Maar niet enkel bij de top van de groep heerst er ongenoegen. “Er zijn talloze gevallen van burn-out en depressie”, klaagt een vakbondsman. “Niet verwonderlijk: er mag dan al personeel vertrekken, de hoeveelheid werk blijft wel dezelfde. Wie blijft, heeft het dus drukker dan vroeger.” In totaal zullen er door het hervormingsplan in België 900 banen sneuvelen. Maar ook de overplaatsing van een kleine honderd medewerkers naar de holding roept vragen op.

Huwelijk in de maak?

De hamvraag blijft welke ambities het nieuwe Dexia kan koesteren? Op commercieel vlak is het vertrouwen bij de klanten langzaam teruggekeerd. Op financieel vlak knoopt de groep opnieuw aan met winst. Maar op de beurs is Dexia nog altijd ondergewaardeerd. Het aandeel blijft rond de 4 euro hangen terwijl de kapitaalinjectie plaatsvond tegen een prijs van 9,90 euro per aandeel.

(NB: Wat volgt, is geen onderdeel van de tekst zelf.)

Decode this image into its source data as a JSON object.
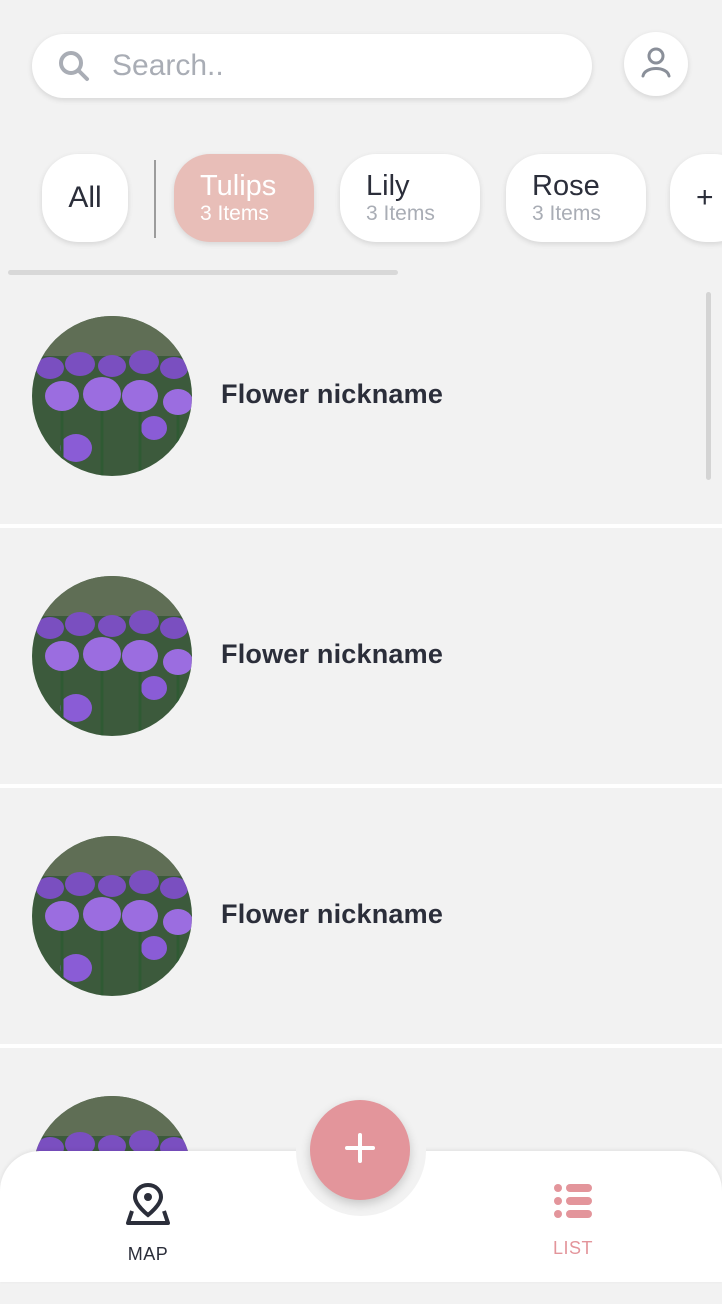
{
  "search": {
    "placeholder": "Search.."
  },
  "categories": {
    "all": {
      "label": "All"
    },
    "items": [
      {
        "name": "Tulips",
        "count": "3 Items",
        "active": true
      },
      {
        "name": "Lily",
        "count": "3 Items",
        "active": false
      },
      {
        "name": "Rose",
        "count": "3 Items",
        "active": false
      }
    ],
    "add_label": "+"
  },
  "list": {
    "items": [
      {
        "nickname": "Flower nickname"
      },
      {
        "nickname": "Flower nickname"
      },
      {
        "nickname": "Flower nickname"
      },
      {
        "nickname": ""
      }
    ]
  },
  "bottom_nav": {
    "map_label": "MAP",
    "list_label": "LIST",
    "add_icon": "plus-icon",
    "map_icon": "map-pin-icon",
    "list_icon": "list-icon"
  },
  "colors": {
    "accent": "#e3959b",
    "active_chip": "#e8beb8",
    "background": "#f2f2f2",
    "text": "#2b2e3a",
    "muted": "#a9adb5"
  }
}
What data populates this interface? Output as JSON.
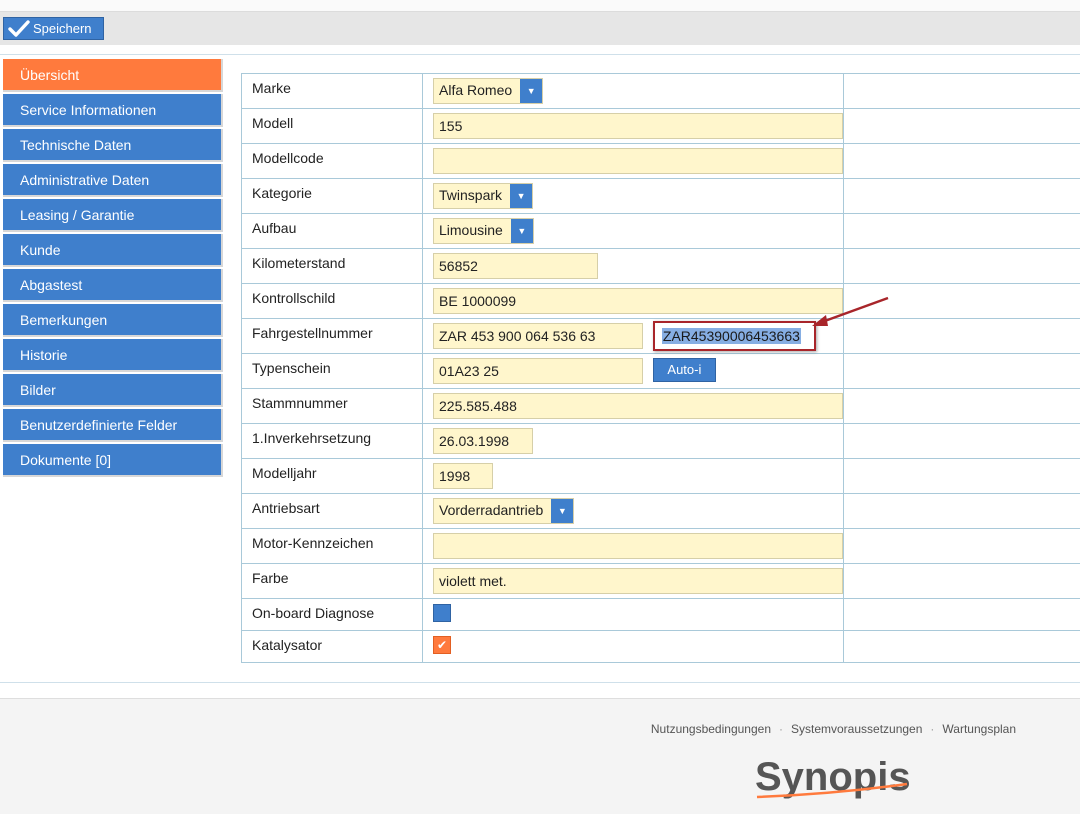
{
  "toolbar": {
    "save_label": "Speichern"
  },
  "nav": {
    "items": [
      {
        "label": "Übersicht",
        "active": true
      },
      {
        "label": "Service Informationen"
      },
      {
        "label": "Technische Daten"
      },
      {
        "label": "Administrative Daten"
      },
      {
        "label": "Leasing / Garantie"
      },
      {
        "label": "Kunde"
      },
      {
        "label": "Abgastest"
      },
      {
        "label": "Bemerkungen"
      },
      {
        "label": "Historie"
      },
      {
        "label": "Bilder"
      },
      {
        "label": "Benutzerdefinierte Felder"
      },
      {
        "label": "Dokumente [0]"
      }
    ]
  },
  "form": {
    "marke": {
      "label": "Marke",
      "value": "Alfa Romeo"
    },
    "modell": {
      "label": "Modell",
      "value": "155"
    },
    "modellcode": {
      "label": "Modellcode",
      "value": ""
    },
    "kategorie": {
      "label": "Kategorie",
      "value": "Twinspark"
    },
    "aufbau": {
      "label": "Aufbau",
      "value": "Limousine"
    },
    "kilometerstand": {
      "label": "Kilometerstand",
      "value": "56852"
    },
    "kontrollschild": {
      "label": "Kontrollschild",
      "value": "BE 1000099"
    },
    "fahrgestellnummer": {
      "label": "Fahrgestellnummer",
      "value": "ZAR 453 900 064 536 63",
      "compact": "ZAR45390006453663"
    },
    "typenschein": {
      "label": "Typenschein",
      "value": "01A23 25",
      "button": "Auto-i"
    },
    "stammnummer": {
      "label": "Stammnummer",
      "value": "225.585.488"
    },
    "inverkehrsetzung": {
      "label": "1.Inverkehrsetzung",
      "value": "26.03.1998"
    },
    "modelljahr": {
      "label": "Modelljahr",
      "value": "1998"
    },
    "antriebsart": {
      "label": "Antriebsart",
      "value": "Vorderradantrieb"
    },
    "motor_kennzeichen": {
      "label": "Motor-Kennzeichen",
      "value": ""
    },
    "farbe": {
      "label": "Farbe",
      "value": "violett met."
    },
    "onboard_diagnose": {
      "label": "On-board Diagnose",
      "checked": false
    },
    "katalysator": {
      "label": "Katalysator",
      "checked": true
    }
  },
  "footer": {
    "links": [
      "Nutzungsbedingungen",
      "Systemvoraussetzungen",
      "Wartungsplan"
    ],
    "logo_text": "Synopis"
  },
  "colors": {
    "accent": "#3f7fcc",
    "active": "#ff7a3d",
    "input_bg": "#fff6cc",
    "highlight_border": "#a8252a"
  }
}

Omdat de Commissie heeft geëist dat Dexia minder afhankelijk wordt van kortetermijnfinanciering, zijn de beleggers van mening dat het businessmodel van Crédit Local de France blijvend is aangetast. Zij sluiten niet uit dat het scenario van een splitsing van de groep opnieuw de kop opsteekt. Arco, naast de Gemeentelijke Holding en de Deposito- en Consignatiekas een grootaandeelhouder van Dexia, doet dat evenmin en vindt dat de kwestie zonder taboes bespreekbaar moet zijn. Dat alles tegen de achtergrond van een eventueel structureel partnership met de Franse Banque Postale, die over een aanzienlijke depositobasis beschikt.

Op dit ogenblik heeft Dexia de steven al gewend richting retailbank. De groep rekent vooral op Denizbank, in haar ogen een belangrijke groeipool, en gaat 350 miljoen euro investeren in de modernisering van het Belgische kantorennet. “De echte uitdaging bestaat er vooral in om per retailklant hogere inkomsten te genereren”, luidt de analyse van een consultant. “Die liggen nu vrij laag, vooral in vergelijking met die van Fortis of KBC. Dat vergt niet enkel onberispelijke economische efficiëntie, maar ook een betere positionering van de producten voor het grote publiek. En op dat vlak is er nog veel werk aan de winkel.”

Door Sébastien Buron

De groep Dexia gaat 350 miljoen euro investeren in de modernisering van het Belgische kantorennet.

Onder vier ogen deinst Mariani er in elk geval niet voor terug om Dexia te bestempelen als een groep die de bancaire discipline uit het oog was verloren.